1. I was just reading that someone took a pattern from Karen Comb's book Celtic Illusions and enlarged it. The pattern is for a 24" wall hanging, and she enlarged it to 72". Not by making more blocks, just enlarged the whole thing. How would that be done? Thanks

2. Enlarging from 24" to 72" is simply three times bigger. For every piece in the pattern, subtract the ½" seam allowance from both the length and the width, multiply both by three, then add the seam allowance back to each.

For example, say there is a cut piece in the pattern that is 2½" x 4½". You would subtract the seam allowances (getting 2" x 4" ), multiply by three (getting 6" x 12" ), and add back the seam allowances (getting 6½" x 12½" ). So the new measurement for cutting that piece would be 6½" x 12½". Do that for all the pieces in the pattern.

Probably the best way to keep track of it would be to make a list of all the pattern measurements in one column and then all the enlarged measurements beside them in a second column.

3. Originally Posted by ghostrider
Enlarging from 24" to 72" is simply three times bigger. For every piece in the pattern, subtract the ½" seam allowance from both the length and the width, multiply both by three, then add the seam allowance back to each.
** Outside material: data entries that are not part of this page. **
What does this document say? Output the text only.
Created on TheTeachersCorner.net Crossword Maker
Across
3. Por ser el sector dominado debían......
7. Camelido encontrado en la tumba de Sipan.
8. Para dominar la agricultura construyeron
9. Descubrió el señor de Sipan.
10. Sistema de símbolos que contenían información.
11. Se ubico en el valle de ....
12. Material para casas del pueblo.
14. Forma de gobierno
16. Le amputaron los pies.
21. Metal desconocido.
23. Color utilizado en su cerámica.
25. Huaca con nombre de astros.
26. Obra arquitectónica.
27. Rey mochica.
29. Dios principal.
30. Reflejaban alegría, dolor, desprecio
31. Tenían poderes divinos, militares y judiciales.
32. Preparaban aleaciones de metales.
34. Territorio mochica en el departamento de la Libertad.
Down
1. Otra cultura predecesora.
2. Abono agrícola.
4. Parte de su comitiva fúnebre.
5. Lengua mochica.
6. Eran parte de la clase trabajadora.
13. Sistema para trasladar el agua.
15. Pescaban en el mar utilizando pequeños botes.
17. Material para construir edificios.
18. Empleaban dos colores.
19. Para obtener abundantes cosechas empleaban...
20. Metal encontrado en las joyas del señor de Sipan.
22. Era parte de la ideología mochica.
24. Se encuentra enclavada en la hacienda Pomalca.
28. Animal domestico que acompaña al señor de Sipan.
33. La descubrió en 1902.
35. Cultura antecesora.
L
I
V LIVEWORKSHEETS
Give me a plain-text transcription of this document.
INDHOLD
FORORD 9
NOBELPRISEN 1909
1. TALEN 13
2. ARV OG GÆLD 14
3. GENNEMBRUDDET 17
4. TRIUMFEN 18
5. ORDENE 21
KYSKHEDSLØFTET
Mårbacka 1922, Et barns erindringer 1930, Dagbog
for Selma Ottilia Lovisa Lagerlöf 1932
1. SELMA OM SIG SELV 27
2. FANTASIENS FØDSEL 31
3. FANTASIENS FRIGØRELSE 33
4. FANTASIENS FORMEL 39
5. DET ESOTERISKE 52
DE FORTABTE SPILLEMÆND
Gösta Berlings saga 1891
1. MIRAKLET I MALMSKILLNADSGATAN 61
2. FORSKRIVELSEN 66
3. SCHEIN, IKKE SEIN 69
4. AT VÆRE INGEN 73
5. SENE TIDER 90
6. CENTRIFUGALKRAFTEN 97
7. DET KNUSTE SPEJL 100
For example, say there is a cut piece in the pattern that is 2½" x 4½". You would subtract the seam allowances (getting 2" x 4" ), multiply by three (getting 6" x 12" ), and add back the seam allowances (getting 6½" x 12½" ). So the new measurement for cutting that piece would be 6½" x 12½". Do that for all the pieces in the pattern.

Probably the best way to keep track of it would be to make a list of all the pattern measurements in one column and then all the enlarged measurements beside them in a second column.
Thanks! That makes perfect sense. :D

4. since i'm lazy, i would tape the original to a window, tape a paper over it and trace. keep the original, but cut the copy into 9 pieces. remove the seam allowance. take the pieces to a copy store and enlarge each piece 3x. add the allowances back and tape the paper pattern together.

5. Originally Posted by ghostrider
Enlarging from 24" to 72" is simply three times bigger. For every piece in the pattern, subtract the ½" seam allowance from both the length and the width, multiply both by three, then add the seam allowance back to each.

For example, say there is a cut piece in the pattern that is 2½" x 4½". You would subtract the seam allowances (getting 2" x 4" ), multiply by three (getting 6" x 12" ), and add back the seam allowances (getting 6½" x 12½" ). So the new measurement for cutting that piece would be 6½" x 12½". Do that for all the pieces in the pattern.

Probably the best way to keep track of it would be to make a list of all the pattern measurements in one column and then all the enlarged measurements beside them in a second column.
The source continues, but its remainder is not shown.